While soft robotics has seen major research development and breakthroughs over the last decade, increased flexibility and dexterity has usually meant the use of softer materials, which in turn meant a trade-off of reduced strength and resilience.
The researchers at the Harvard John A. Paulson School of Engineering and Applied Sciences (SEAS), the Wyss Institute at Harvard University and MIT’s Computer Science and Artificial Intelligence Laboratory (CSAIL) have created origami-inspired artificial “muscles” that add strength to soft robots.
According to Daniela Rus, a Professor of Electrical Engineering and Computer Science at MIT and one of the senior authors of the research paper, expressed surprise at the strength of the actuators.
“We expected they’d have a higher maximum functional weight than ordinary soft robots, but we didn’t expect a thousand-fold increase,” Rus said.
Corresponding author of the research paper, Robert J. Wood, a Professor of Engineering and Applied Sciences at the SEAS, says artificial muscle-like actuators are one of the most important grand challenges in all of engineering.
“Now that we have created actuators with properties similar to natural muscle, we can imagine building almost any robot for almost any task,” he explained.

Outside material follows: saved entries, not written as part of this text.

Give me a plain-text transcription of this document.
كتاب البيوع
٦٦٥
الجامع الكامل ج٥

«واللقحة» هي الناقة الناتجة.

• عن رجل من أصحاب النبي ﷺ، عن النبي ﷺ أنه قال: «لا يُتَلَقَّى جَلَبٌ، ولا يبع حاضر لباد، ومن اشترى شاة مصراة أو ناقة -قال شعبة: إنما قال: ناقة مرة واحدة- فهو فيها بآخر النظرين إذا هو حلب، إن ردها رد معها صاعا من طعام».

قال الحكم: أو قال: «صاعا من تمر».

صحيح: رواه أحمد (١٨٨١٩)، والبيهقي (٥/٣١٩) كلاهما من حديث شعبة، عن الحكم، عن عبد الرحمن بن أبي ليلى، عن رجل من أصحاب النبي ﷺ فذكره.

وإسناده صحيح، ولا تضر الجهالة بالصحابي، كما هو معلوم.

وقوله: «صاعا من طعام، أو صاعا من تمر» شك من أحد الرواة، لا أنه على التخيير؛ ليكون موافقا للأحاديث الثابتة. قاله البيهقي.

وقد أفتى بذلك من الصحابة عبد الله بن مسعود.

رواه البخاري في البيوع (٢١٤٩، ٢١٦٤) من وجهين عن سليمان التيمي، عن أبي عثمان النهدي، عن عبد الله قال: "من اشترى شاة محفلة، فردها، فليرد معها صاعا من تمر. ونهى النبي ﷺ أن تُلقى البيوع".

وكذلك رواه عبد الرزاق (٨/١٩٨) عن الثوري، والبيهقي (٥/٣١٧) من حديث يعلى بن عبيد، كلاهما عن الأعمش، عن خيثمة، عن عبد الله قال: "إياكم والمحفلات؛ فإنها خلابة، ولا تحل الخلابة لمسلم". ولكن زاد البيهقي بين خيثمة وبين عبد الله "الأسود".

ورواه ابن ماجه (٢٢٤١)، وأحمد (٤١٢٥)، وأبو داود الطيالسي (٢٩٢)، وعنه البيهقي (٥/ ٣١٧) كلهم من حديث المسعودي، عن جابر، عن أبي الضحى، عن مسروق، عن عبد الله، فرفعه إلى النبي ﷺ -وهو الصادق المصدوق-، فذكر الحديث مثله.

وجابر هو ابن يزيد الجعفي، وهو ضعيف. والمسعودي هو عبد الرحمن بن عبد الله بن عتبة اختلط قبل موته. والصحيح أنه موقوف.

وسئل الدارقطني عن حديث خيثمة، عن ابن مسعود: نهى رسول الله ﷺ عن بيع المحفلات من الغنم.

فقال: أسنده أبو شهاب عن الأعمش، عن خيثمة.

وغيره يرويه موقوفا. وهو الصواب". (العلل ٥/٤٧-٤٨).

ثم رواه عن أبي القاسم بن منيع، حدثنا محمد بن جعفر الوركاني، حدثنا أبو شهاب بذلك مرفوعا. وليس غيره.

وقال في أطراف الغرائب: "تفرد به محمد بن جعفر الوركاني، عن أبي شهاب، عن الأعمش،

Each artificial muscle consists of an inner 'skeleton' of metal coil or folded plastic sheets. This structure is surrounded by air or fluid and sealed inside a plastic or textile bag.

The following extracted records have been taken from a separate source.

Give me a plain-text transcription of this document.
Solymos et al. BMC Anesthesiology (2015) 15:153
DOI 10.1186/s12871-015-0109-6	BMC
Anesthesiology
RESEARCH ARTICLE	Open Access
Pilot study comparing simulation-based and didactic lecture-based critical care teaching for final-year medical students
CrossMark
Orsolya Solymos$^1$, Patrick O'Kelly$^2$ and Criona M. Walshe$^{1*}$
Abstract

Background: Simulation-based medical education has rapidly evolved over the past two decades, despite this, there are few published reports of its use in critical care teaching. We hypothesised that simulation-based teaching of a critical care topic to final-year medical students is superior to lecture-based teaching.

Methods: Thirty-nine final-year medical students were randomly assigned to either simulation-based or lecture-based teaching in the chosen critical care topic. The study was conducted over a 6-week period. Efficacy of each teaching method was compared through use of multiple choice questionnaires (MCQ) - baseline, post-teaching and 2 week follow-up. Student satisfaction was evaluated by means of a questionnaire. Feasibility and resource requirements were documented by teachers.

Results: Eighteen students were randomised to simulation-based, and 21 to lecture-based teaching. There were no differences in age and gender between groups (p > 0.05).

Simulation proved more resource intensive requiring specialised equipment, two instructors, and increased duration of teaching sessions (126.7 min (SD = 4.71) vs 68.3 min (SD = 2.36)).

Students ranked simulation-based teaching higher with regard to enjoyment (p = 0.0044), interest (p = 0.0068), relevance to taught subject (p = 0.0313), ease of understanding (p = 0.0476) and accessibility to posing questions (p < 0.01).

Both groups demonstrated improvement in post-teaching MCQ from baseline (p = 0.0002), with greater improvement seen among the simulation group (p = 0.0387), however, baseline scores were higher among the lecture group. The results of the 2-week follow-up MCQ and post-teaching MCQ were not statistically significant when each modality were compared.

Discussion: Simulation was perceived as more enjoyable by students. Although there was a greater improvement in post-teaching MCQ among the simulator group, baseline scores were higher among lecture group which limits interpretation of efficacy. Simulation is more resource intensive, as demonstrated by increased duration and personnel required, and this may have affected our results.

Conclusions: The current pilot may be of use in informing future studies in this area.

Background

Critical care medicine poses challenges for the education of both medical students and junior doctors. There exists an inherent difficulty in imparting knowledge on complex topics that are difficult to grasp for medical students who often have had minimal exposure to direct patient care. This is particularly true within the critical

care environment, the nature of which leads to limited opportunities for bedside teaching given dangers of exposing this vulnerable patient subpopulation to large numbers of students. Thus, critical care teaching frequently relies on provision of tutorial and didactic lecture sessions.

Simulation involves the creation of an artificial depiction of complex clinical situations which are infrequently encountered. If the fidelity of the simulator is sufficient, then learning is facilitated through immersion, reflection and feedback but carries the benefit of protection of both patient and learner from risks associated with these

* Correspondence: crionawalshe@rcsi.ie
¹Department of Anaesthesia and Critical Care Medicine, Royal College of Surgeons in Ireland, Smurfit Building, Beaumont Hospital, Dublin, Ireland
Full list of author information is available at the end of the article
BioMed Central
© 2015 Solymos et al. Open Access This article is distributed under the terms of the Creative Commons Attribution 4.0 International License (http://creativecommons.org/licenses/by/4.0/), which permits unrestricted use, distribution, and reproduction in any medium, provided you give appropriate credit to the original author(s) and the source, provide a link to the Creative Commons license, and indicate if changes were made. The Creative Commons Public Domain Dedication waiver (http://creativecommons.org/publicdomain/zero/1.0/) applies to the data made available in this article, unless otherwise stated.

The muscle moves thanks to a vacuum that is applied to the inside of the bag. This causes the bag to collapse onto the skeleton, creating tension that drives the motion. The muscle’s movement is directed entirely by the shape and composition of the skeleton, with no other power source or human input required.

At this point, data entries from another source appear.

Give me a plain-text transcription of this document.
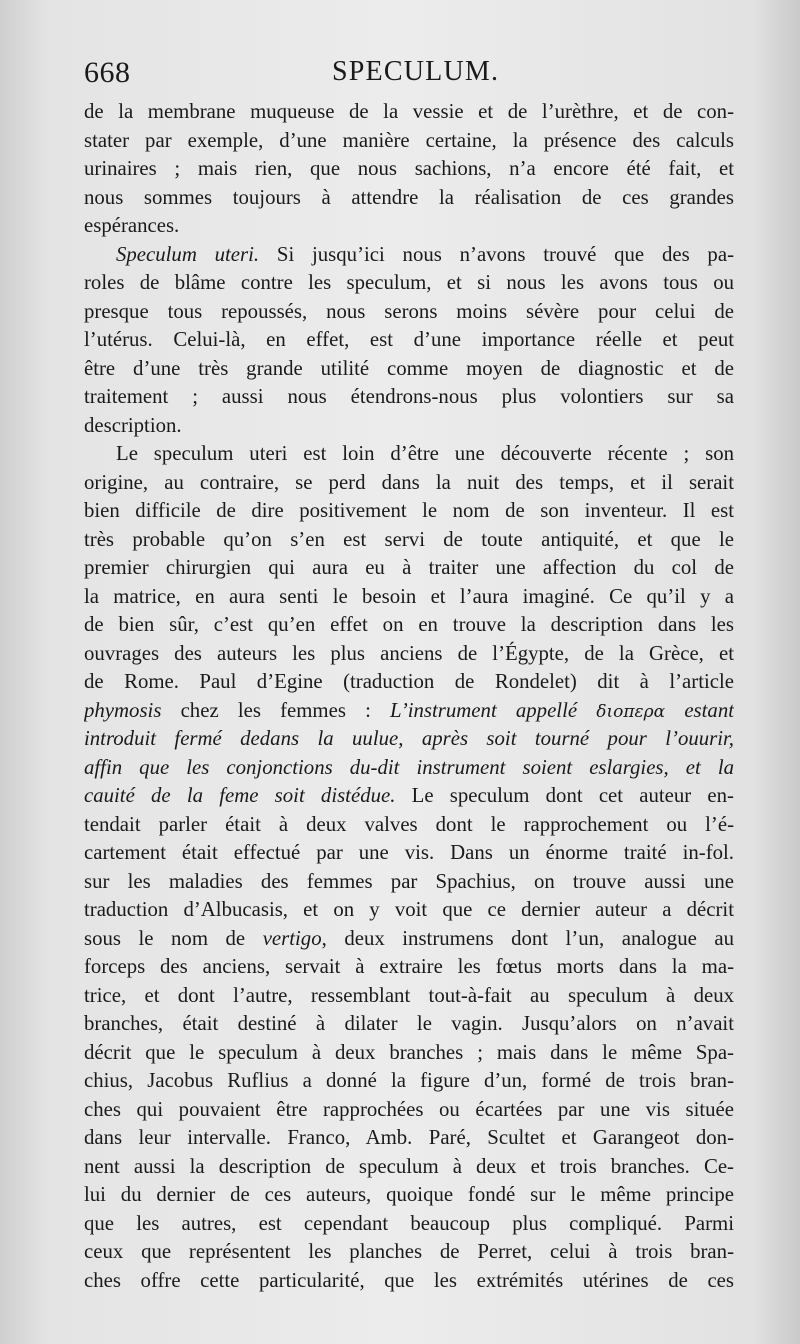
668	SPECULUM.
de la membrane muqueuse de la vessie et de l’urèthre, et de con-
stater par exemple, d’une manière certaine, la présence des calculs
urinaires ; mais rien, que nous sachions, n’a encore été fait, et
nous sommes toujours à attendre la réalisation de ces grandes
espérances.
Speculum uteri. Si jusqu’ici nous n’avons trouvé que des pa-
roles de blâme contre les speculum, et si nous les avons tous ou
presque tous repoussés, nous serons moins sévère pour celui de
l’utérus. Celui-là, en effet, est d’une importance réelle et peut
être d’une très grande utilité comme moyen de diagnostic et de
traitement ; aussi nous étendrons-nous plus volontiers sur sa
description.
Le speculum uteri est loin d’être une découverte récente ; son
origine, au contraire, se perd dans la nuit des temps, et il serait
bien difficile de dire positivement le nom de son inventeur. Il est
très probable qu’on s’en est servi de toute antiquité, et que le
premier chirurgien qui aura eu à traiter une affection du col de
la matrice, en aura senti le besoin et l’aura imaginé. Ce qu’il y a
de bien sûr, c’est qu’en effet on en trouve la description dans les
ouvrages des auteurs les plus anciens de l’Égypte, de la Grèce, et
de Rome. Paul d’Egine (traduction de Rondelet) dit à l’article
phymosis chez les femmes : L’instrument appellé διοπερα estant
introduit fermé dedans la uulue, après soit tourné pour l’ouurir,
affin que les conjonctions du-dit instrument soient eslargies, et la
cauité de la feme soit distédue. Le speculum dont cet auteur en-
tendait parler était à deux valves dont le rapprochement ou l’é-
cartement était effectué par une vis. Dans un énorme traité in-fol.
sur les maladies des femmes par Spachius, on trouve aussi une
traduction d’Albucasis, et on y voit que ce dernier auteur a décrit
sous le nom de vertigo, deux instrumens dont l’un, analogue au
forceps des anciens, servait à extraire les fœtus morts dans la ma-
trice, et dont l’autre, ressemblant tout-à-fait au speculum à deux
branches, était destiné à dilater le vagin. Jusqu’alors on n’avait
décrit que le speculum à deux branches ; mais dans le même Spa-
chius, Jacobus Ruflius a donné la figure d’un, formé de trois bran-
ches qui pouvaient être rapprochées ou écartées par une vis située
dans leur intervalle. Franco, Amb. Paré, Scultet et Garangeot don-
nent aussi la description de speculum à deux et trois branches. Ce-
lui du dernier de ces auteurs, quoique fondé sur le même principe
que les autres, est cependant beaucoup plus compliqué. Parmi
ceux que représentent les planches de Perret, celui à trois bran-
ches offre cette particularité, que les extrémités utérines de ces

The engineers point out that the muscles are 'programmable' – designing how the skeleton folds defines the movement of the whole structure. This eliminates the need for a control system, simplifies the algorithms required, and allows the muscles to be very compact and simple, and thus more appropriate for mobile or body-mounted systems.
The researchers have experimented with various materials, different skeleton shapes, and different muscle functionality, ranging from some that can contract down to 10 per cent of their original size, lift a delicate flower off the ground, or twist into a coil.
The artificial muscles are able to generate about six times more force per unit area than mammalian skeletal muscle can, and a 2.6 g muscle can lift a 3 kg object. They are also quick to assemble and cost-effective.